I ran out last night. Must buy like five boxes of twenty packets this time so I can't run out for a long, long time.

And television helps with nausea too, because my eyes can unfocus and I can lay flat or crumpled or whatever. The dumber TV the better, which leads us to ... Star Trek: Enterprise. Yes, the one starring Scott Bakula. He has just as many "aw shucks" moments as he did on Quantum Leap, but now he's the captain of the first starship with a warp 5.5 engine, and he gets quite cocky.

Choice quotes:
"How can I be human if I lose my humanity?"
"Perhaps someday, all these species will be united ... in some kind of ... federation ... "
"Perhaps someday, there will be some kind of guideline for first contact ... some kind of ... Prime Directive ... "

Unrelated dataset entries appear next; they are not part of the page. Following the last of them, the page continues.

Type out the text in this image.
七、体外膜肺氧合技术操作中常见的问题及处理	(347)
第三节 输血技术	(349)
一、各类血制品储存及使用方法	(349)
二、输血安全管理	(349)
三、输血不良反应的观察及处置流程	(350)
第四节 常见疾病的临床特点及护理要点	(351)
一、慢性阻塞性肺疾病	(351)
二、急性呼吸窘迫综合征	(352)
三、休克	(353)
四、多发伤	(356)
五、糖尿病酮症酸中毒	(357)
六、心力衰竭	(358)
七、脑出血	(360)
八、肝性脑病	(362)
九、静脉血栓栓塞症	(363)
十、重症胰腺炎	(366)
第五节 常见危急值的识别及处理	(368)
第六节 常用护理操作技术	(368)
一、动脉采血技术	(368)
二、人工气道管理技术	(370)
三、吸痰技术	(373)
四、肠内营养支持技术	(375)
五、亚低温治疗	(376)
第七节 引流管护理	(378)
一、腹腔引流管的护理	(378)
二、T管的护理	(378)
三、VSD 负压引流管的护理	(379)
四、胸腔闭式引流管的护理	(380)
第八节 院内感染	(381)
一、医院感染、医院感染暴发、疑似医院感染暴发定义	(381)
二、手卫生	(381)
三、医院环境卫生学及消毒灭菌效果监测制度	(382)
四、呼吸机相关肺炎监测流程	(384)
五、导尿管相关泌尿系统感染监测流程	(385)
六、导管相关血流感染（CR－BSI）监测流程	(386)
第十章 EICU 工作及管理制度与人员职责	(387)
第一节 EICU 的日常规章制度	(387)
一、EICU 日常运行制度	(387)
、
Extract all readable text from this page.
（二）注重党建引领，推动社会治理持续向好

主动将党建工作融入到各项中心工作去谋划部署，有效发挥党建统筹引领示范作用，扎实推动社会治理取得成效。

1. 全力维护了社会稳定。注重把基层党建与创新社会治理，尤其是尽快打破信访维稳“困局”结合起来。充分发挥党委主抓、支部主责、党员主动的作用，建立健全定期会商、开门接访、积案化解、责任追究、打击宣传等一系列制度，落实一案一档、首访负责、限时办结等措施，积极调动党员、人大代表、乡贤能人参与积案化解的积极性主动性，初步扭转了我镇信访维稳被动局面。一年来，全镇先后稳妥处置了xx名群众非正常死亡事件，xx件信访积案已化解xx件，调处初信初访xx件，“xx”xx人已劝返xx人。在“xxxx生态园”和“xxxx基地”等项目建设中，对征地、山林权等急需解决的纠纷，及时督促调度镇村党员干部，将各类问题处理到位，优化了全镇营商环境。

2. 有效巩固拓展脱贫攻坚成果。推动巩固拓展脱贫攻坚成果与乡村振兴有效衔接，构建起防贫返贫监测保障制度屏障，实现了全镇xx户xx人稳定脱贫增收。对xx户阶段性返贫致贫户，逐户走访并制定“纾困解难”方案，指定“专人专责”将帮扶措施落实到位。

The list goes on, but it's so uninteresting that I shouldn't waste space on it. Season 3 looked promising for five episodes, but now we're back to the same episodic format that leaves the season's moderately okay plot behind. And there are Western shoot-outs, and zombie Vulcans. They attack people with pipes. Seriously. Those episodes are almost worth it.

And knitting? I finished the cat bed, which now needs felting, which required a pillow protector, which I don't have. I worked on Lara's legwarmers drunkenly, but thank God those things are just 3x1 rib with two increases every twelve rows. I unraveled something, and got angry at mohair, and started planning a basic pattern for fingerless mitts in a thick and thin bulky green/blue wool -- I'm thinking rib with a thick cable running up the outer aspect of the top of the hand. They will go to my friend Anna, the photographer who just started an MFA in SCOTLAND. Where it must be damp and cold all the time.

That leaves my flickering flames lace scarf in gorgeous DK weight wool/mohair/silk. And the tank top I had to frog, which I haven't started again. And the throw pillow cases knit from strips of old jeans I haven't started. And a hat, and a cuff bracelet.

And I maybe just took on a new freelance editing job that I offered to review for free at first. I don't know what happens to me when I'm running on only a skim latte, but it's selfless, I guess, and doesn't earn me money. Do I need meals in me to think about making money? Perhaps, someday, there will be some kind of guideline .. some .. food pyramid.

07 October 2007

a blessing on this blog

How lovely is the technology that will allow me to think out loud, keep track of my own projects, and bring about discourse among friends. A blessing on this blog, indeed. Let us ask for it.

So far today I haven't been hungover, haven't showered, but have thought of seven new projects:
1) buy a 7-drawer craft cart and put all my yarn, beads, and sewing and knitting supplies inside
2) save up for a good rotary cutter and mat (if I can't stop dreaming of them, maybe buying them is the answer)
3) make quilts with cyanotype trials from yesteryear, after a few wash and dry tests
4) knit a heart-shaped pillow for my Gram, who's 80 now, in denim and with bluebonnets either embroidered (lazy way) or colorworked in (scratching brain for long time way)
5) sell pre-beaded bulky hand-dyed yarn with 100 or so beads already attached in scarf kits of maybe 400 yards
6) make my cracked tile pieces (also from yesteryear) into smaller pieces and
a) sell them in bulk on etsy.com
b) consider making a mosaic for myself with the pieces, to place on my coffee table's top, thus avoiding the rickety slats of that top now, which annoy me, especially when drinking from wine glass, and since that won't stop, the table should change
7) start a blog :)

So hi, everyone, and just me, too. Here we are.